Taliban’s no to polio vaccine puts lives of 250 thousand Pakistani children at risk
(July 18, 2012) Nearly 250 thousand children in Pakistan will not receive the polio
vaccine, since the government has stopped distributing the medicine, following threats
from Taliban groups in the tribal regions of North and South Waziristan. The extremists
have blocked the health program in protest against U.S. drone attacks. Launched on
Monday throughout the country, the National Immunization Days were the first of their
kind for years. In North Waziristan, at least 160 thousand children were not vaccinated
and in South Waziristan over 80 thousand children. In both cases, the leaders of
the Taliban groups have warned health departments and local governments not to send
any operators to the villages, or their safety would not be guaranteed.

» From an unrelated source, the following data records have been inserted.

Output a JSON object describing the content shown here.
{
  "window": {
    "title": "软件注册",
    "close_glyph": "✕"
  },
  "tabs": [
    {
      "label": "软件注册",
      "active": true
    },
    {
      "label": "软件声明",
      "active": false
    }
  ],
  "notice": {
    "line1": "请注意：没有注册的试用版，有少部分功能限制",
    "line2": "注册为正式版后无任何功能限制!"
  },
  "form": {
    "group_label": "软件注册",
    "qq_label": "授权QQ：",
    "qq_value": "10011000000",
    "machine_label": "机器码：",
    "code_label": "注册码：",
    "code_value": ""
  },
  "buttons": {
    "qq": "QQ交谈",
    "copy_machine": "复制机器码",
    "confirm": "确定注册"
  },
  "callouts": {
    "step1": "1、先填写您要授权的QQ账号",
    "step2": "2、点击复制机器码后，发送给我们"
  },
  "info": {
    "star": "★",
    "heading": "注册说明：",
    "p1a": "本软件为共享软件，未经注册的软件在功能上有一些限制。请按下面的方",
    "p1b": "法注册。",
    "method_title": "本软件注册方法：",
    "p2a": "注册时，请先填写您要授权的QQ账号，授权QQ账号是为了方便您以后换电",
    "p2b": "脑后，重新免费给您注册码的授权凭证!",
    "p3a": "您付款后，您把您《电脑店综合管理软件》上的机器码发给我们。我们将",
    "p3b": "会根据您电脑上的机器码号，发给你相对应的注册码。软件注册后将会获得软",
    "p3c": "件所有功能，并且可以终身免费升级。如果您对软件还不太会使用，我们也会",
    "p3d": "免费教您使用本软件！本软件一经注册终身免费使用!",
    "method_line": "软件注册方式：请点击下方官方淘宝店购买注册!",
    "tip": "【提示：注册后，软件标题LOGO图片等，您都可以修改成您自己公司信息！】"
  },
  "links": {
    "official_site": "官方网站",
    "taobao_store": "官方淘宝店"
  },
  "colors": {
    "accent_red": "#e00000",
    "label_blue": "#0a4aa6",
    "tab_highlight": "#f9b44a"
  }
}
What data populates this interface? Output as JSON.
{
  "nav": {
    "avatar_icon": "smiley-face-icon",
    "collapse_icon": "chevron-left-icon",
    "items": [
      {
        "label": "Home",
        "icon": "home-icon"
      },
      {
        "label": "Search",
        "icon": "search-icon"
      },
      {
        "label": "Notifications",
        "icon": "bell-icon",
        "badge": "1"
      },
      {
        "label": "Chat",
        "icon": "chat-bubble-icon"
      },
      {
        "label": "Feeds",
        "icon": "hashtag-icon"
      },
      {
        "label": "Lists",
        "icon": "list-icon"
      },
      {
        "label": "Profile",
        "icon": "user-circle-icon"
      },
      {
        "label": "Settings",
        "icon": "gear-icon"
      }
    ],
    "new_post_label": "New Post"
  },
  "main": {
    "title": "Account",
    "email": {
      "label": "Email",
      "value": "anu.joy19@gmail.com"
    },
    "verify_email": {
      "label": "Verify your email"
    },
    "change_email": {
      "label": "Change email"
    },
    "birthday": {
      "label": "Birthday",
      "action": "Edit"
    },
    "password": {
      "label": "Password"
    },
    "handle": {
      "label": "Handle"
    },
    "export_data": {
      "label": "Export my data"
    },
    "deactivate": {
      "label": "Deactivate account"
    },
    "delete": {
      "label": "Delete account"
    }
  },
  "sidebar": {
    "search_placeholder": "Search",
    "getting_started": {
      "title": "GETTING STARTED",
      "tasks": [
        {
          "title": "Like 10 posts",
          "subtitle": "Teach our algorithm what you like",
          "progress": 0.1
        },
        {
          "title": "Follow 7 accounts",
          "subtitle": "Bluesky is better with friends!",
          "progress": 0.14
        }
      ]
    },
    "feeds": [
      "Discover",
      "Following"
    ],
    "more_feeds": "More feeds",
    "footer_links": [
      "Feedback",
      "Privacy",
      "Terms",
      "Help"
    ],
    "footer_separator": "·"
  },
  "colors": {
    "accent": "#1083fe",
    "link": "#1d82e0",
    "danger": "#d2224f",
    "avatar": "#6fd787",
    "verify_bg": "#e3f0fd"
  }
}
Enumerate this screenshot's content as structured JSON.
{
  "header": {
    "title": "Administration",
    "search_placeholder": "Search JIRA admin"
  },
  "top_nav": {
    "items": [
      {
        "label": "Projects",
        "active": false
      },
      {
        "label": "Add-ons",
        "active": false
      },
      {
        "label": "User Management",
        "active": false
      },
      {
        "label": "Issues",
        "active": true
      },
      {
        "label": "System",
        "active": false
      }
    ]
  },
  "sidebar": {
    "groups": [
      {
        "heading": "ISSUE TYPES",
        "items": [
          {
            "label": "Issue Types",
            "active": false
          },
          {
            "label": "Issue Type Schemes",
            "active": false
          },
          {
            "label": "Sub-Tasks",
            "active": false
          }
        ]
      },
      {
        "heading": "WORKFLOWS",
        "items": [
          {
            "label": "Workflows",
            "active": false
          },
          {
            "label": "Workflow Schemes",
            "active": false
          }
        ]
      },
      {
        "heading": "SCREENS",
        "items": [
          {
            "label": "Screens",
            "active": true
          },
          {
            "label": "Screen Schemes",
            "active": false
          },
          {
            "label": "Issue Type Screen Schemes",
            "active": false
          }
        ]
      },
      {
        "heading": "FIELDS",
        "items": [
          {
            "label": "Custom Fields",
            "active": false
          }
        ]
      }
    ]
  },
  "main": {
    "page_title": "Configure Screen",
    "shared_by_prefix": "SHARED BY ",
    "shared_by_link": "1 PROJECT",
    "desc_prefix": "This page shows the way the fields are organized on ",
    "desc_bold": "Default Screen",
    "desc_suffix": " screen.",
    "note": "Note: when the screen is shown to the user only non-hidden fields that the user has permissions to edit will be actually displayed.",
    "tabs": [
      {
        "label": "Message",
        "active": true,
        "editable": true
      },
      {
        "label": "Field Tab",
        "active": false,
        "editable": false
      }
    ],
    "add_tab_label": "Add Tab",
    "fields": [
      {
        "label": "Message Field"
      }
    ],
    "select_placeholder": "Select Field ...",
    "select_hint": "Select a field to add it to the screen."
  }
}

At first,
the campaign was to have vaccinated at least one million children in the Federally
Administered Tribal Areas - FATA. However, the number fell to 754 thousand, when some
FATA health department officials announced that 300 thousand children had been treated
in their prevention programs. ( In addition to North and South Waziristan both regions
that have reported cases of polio since the beginning of the year - the government
has failed to reach the children of the Khyber tribal regions of Orakzai, Kurram,
Mohmand and Bajaur, because of the lack of security . Of the 23 cases of polio reported
throughout the Pakistan in 2012, nine were in Khyber.) Pakistan is one of three
countries in the world, along with Nigeria and Afghanistan, where polio is endemic.
In 2011, nearly 200 children were paralyzed. According to the Lancet medical journal
it is the worst record in 10 years.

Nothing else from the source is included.